Fitch believes there will be more pressure on LRGs' ratings in 2009 and 2010 and the agency expects the number of downgrades and outlook revisions to exceed those seen in 2008, particularly as the decline in fiscal revenues and less-disciplined deficit controls will cause deterioration in the overall credit quality of issuers in some countries. The main factors that will contribute to the negative credit trend include economic slowdown, resulting in lower growth of fiscal revenues, and increased expenditure pressure as LRGs have been encouraged to increase public capital expenditure in infrastructure to stimulate economic activity. These factors will result in an increase in overall deficits and debt levels.
Capital market issuance for subnationals in Europe, which has generally been modest in volume compared to issuance by corporations and banks, rose slightly in 2008 with issuance amounting to USD68bn year to date to end-November 2008 compared to USD61bn in 2007. Despite increased financing pressures for LRGs, Fitch expects total issuance to remain modest for the remainder of the year as potential issuers are refinancing by way of bilateral loans with banks rather than using the capital market because of the higher yields demanded by investors in the latter.

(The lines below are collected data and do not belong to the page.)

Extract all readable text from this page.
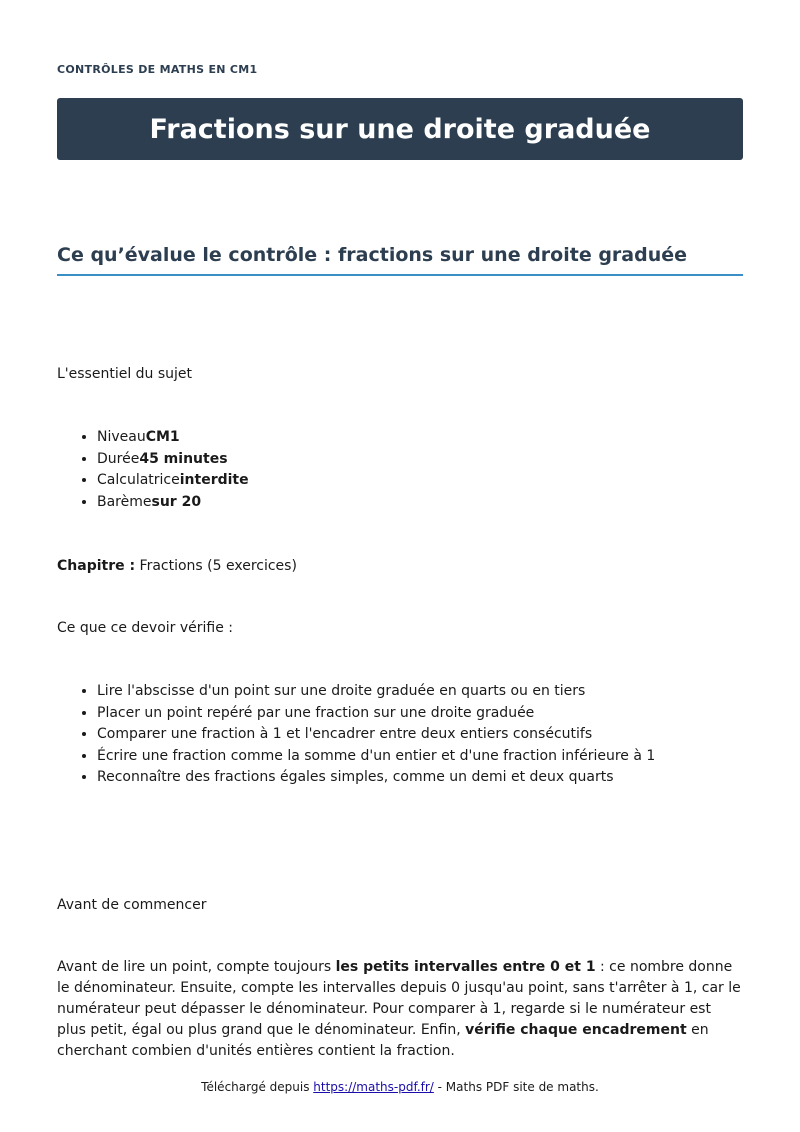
CONTRÔLES DE MATHS EN CM1
Fractions sur une droite graduée
Ce qu’évalue le contrôle : fractions sur une droite graduée

L'essentiel du sujet

• NiveauCM1
• Durée45 minutes
• Calculatriceinterdite
• Barèmesur 20

Chapitre : Fractions (5 exercices)

Ce que ce devoir vérifie :

• Lire l'abscisse d'un point sur une droite graduée en quarts ou en tiers
• Placer un point repéré par une fraction sur une droite graduée
• Comparer une fraction à 1 et l'encadrer entre deux entiers consécutifs
• Écrire une fraction comme la somme d'un entier et d'une fraction inférieure à 1
• Reconnaître des fractions égales simples, comme un demi et deux quarts

Avant de commencer

Avant de lire un point, compte toujours les petits intervalles entre 0 et 1 : ce nombre donne le dénominateur. Ensuite, compte les intervalles depuis 0 jusqu'au point, sans t'arrêter à 1, car le numérateur peut dépasser le dénominateur. Pour comparer à 1, regarde si le numérateur est plus petit, égal ou plus grand que le dénominateur. Enfin, vérifie chaque encadrement en cherchant combien d'unités entières contient la fraction.

Téléchargé depuis https://maths-pdf.fr/ - Maths PDF site de maths.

The liquidity profile of European subnationals is adequate at present, as most LRGs have a conservative debt repayment profile - only around 13% of total rated debt matured in 2008 and around 8% in 2009. LRGs also maintain high cash balances, which in some cases exceed their debt level. However, some entities have bonds with bullet maturities due in 2009 and, as access to capital markets has become more difficult, they will need to ensure that they have adequate back-up bank lines to cover any funding shortfall.